Fortunately, there’s another graph for that.

 

#Questions Asked Per Rep/Customer By Month

As you can see, our CEO is asking a Whopping 6X more questions on each call than before, which supports his claim that his pitches are far more targeted.

Now, you may be wondering…

How is it that there are 6X as many questions being asked, yet talktime is at an all-time high?

To answer this, we went to the call recordings themselves to see how the anatomy of the conversation changed between Periods 1, 2 and 3.  Here’s what we found:

  • Our CEO has a better understanding of what the value prop of the product is and how to sell it.

  • As a result, he is asking much more targeted questions at the start of each call (eg: instead of asking ‘what does your sales stack look like?’, they are asking ‘how do you track emails into Salesforce?’)

  • This is allowing them to customize the pitch very early on in the conversation, and then launch into visual examples of different capabilities.

     

So, what’s the impact?

Analytics are cool, but unless we can tie it to a concrete outcome, they’re worthless.  A key measure we look at here at Truly (and a metric in our AppExchange package) is Pipeline Momentum – the # of stages deals progress forward or backward within a given timeframe.

The chart below seems to support the CEO’s story.  In Period 1, we see deals progressing at a specific level.  In Period 2, our pipeline momentum collapses as we change focus from selling to discovery.

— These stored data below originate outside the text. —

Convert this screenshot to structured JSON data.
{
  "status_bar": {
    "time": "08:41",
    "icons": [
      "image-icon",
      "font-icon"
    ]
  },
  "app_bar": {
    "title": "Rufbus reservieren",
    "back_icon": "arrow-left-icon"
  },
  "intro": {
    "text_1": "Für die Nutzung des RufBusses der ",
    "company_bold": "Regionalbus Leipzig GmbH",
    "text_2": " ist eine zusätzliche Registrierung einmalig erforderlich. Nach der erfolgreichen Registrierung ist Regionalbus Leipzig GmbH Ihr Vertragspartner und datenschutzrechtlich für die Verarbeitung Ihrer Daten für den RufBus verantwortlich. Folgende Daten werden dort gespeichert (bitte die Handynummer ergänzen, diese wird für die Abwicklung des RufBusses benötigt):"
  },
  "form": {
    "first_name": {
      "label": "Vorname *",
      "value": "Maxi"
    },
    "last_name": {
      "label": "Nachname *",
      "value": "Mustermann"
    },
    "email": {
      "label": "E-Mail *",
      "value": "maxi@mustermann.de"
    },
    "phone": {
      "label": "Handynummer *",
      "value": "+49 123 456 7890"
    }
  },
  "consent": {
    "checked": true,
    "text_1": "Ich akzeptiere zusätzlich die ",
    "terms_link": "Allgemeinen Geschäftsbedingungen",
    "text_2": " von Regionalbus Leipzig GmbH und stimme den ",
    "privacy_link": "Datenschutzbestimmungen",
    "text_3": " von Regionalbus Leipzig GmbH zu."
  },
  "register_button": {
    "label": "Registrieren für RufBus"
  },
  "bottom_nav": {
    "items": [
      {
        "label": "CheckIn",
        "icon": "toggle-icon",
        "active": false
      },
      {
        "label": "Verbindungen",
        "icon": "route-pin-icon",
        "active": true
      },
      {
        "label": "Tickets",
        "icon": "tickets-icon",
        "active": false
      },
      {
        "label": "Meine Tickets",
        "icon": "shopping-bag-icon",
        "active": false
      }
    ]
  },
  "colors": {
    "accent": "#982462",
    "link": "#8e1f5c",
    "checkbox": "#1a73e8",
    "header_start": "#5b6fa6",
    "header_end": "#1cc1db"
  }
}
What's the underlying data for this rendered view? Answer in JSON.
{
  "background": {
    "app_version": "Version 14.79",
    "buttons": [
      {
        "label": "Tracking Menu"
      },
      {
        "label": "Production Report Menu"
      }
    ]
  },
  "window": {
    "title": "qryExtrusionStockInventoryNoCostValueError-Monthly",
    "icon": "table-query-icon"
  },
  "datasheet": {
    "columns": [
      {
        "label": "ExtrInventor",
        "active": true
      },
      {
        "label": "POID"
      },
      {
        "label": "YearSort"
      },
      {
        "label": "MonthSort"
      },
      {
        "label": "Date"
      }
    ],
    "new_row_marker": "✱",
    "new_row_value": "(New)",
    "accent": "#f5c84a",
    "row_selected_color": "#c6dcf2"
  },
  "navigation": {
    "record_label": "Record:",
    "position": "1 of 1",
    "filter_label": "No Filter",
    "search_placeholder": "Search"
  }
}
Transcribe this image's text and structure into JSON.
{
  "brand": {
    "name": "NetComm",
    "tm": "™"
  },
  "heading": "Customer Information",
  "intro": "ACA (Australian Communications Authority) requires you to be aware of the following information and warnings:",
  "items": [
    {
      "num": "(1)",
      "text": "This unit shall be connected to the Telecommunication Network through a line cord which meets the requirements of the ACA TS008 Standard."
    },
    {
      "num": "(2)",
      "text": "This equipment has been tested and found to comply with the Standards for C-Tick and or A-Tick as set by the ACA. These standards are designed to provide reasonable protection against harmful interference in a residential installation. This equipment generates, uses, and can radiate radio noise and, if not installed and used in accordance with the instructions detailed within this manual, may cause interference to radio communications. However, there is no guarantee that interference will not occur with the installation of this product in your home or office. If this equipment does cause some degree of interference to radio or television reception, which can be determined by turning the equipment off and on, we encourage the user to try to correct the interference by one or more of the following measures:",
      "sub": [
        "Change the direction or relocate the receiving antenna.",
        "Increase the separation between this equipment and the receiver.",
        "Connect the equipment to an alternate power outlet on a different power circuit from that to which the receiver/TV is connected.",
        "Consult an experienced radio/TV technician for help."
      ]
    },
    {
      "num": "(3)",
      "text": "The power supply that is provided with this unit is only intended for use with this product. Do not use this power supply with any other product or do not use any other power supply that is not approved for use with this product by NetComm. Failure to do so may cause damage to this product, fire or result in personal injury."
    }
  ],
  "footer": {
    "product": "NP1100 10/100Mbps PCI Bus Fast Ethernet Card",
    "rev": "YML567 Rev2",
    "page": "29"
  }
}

And most importantly, in Period 3, we see a lift of 10% in our Pipeline Momentum

Conclusion

As the makers of this software, we originally thought that conversational analytics would be a vanity metric because there is simply so much variability in the conversational styles of different people.  However, when controlling for a single sales rep, we see that it is an incredibly powerful tool for directionally understanding whether there is a shift in a rep’s execution cadence.